Korean social media posts falsely claim that whipped cream was banned in South Korean cafes in January 2021
Multiple posts shared repeatedly on Facebook and Korean platform Naver claim that South Korea banned whipped cream at coffee shops on January 1, 2021. The claim is false: the South Korean government introduced a new regulation that requires cafes to use high-pressure gas cylinders for charging whipped cream dispensers, rather than a nitrous oxide cartridge. The new rule is designed to prevent abuse of nitrous oxide, which can be a hallucinogenic, the government said. The new regulation will not have a significant impact on cafes, a Seoul-based cafe owner told AFP.
The claim was shared here on Naver on December 30, 2020.
The post’s Korean-language text translates to English in part as: "Whipped creams will disappear from next year.
"Have you guys seen this news?... Whipped cream will be gone in South Korea from January 1 2021. It makes me so sad. Every time I go to cafes, I always have my coffee with whipped cream, but now I won't be able to do that!"
The claim is false.
South Korea’s Ministry of Food and Drug Safety announced on September 21, 2020, a new regulation that requires cafes to use high-pressure gas cylinders, instead of nitrous oxide cartridges, in order to charge whipped cream dispensers. The cylinders must contain more than 2.5 litres of nitrous oxide, the ministry said in a statement.

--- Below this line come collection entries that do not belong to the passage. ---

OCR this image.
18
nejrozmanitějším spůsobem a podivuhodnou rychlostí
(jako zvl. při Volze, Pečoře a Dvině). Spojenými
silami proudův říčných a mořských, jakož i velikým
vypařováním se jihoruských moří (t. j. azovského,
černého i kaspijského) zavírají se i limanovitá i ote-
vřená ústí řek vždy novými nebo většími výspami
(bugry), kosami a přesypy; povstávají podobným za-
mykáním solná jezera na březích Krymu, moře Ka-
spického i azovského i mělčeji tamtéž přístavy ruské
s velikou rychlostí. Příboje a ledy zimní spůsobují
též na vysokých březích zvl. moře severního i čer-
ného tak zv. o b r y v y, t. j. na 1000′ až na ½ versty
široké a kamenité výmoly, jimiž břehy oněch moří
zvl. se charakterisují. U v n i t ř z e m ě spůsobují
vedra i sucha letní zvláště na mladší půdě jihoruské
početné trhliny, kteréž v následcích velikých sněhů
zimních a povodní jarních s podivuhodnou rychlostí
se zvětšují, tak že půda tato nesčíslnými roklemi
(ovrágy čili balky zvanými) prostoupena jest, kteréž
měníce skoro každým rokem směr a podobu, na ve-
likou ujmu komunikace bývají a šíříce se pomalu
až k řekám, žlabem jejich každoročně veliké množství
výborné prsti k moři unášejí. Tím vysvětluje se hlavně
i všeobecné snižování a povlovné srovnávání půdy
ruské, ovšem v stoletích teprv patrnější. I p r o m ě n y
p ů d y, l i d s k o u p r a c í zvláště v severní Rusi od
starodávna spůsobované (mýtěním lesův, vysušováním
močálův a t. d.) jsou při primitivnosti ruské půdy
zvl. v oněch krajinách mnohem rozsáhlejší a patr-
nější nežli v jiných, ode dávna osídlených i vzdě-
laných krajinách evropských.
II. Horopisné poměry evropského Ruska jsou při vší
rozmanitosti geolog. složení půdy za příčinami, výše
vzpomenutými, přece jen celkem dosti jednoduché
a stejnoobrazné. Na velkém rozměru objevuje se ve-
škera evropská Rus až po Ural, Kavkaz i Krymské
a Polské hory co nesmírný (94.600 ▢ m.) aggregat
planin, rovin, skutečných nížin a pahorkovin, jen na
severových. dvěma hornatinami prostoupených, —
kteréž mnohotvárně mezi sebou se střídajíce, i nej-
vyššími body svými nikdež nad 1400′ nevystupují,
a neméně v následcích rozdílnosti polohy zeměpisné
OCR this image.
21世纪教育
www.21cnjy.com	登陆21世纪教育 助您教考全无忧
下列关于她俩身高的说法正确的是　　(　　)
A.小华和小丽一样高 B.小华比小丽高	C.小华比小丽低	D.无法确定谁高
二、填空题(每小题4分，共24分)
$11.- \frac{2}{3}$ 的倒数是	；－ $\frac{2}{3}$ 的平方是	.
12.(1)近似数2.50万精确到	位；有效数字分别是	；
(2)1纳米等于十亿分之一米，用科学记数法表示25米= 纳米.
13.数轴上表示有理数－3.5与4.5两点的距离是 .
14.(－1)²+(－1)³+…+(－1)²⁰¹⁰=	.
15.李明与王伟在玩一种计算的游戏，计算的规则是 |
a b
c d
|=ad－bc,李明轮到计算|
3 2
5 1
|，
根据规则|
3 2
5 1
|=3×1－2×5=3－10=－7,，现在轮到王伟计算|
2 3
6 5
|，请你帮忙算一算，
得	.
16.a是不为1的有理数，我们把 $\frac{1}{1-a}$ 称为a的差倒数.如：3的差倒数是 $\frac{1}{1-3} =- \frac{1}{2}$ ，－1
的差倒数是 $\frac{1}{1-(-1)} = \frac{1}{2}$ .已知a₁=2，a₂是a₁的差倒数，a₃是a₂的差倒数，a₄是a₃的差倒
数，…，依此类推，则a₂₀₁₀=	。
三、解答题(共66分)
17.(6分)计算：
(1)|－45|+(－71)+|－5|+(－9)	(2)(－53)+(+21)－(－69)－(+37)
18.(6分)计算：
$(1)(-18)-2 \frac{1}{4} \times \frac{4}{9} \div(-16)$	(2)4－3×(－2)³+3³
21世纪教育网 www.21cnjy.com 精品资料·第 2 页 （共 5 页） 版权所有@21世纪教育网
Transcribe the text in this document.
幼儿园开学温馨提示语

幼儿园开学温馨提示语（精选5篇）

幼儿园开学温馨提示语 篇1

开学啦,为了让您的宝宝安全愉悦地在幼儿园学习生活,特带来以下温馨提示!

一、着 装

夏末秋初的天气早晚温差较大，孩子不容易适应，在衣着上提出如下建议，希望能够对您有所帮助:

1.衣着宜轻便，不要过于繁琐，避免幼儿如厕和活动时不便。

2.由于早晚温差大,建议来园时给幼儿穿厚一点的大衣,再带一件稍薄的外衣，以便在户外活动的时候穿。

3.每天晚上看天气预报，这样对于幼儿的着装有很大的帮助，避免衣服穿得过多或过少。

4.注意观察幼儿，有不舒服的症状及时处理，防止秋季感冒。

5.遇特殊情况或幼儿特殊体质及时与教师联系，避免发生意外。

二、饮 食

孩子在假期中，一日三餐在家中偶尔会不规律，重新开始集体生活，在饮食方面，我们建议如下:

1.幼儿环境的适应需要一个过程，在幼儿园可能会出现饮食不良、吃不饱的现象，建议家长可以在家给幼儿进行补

The new rule, which came into effect on January 1, 2021, is designed to prevent abuse of nitrous oxide cartridges, it said.
“Since 2017, there have been cases that people consume nitrous oxide as hallucinogenic through carbon monoxide-inflated balloons, locally known as ‘Happy Balloons’, and it has become a social issue,” the statement reads.
“It turned out many people got hold of nitrous oxide through a nitrous oxide cartridge, which is easy to purchase online and carry around. So that we have decided to ban the use and distribution of it.
“From January 1, 2021, coffee shops and cafes are not allowed to use or stockpile nitrous oxide cartridges.”
The ministry emphasised that the change would not affect the quality of the whipped cream.
Ahn Sang-hyun, a Seoul-based cafe owner, told AFP the impact of the government’s new rule would be insignificant.
“Providing whipped cream to customers is one of the essential services, but there are many alternative ways to do so apart from using a nitrous oxide cartridge and whipped cream dispenser, such as using store-bought whip cream products,” he said during a phone interview on December 31, 2020.
“As far as I understand, not many individual and small-sized coffee shops rely on a nitrous oxide cartridge to produce whipped cream due to its cost and need for a frequent refill.”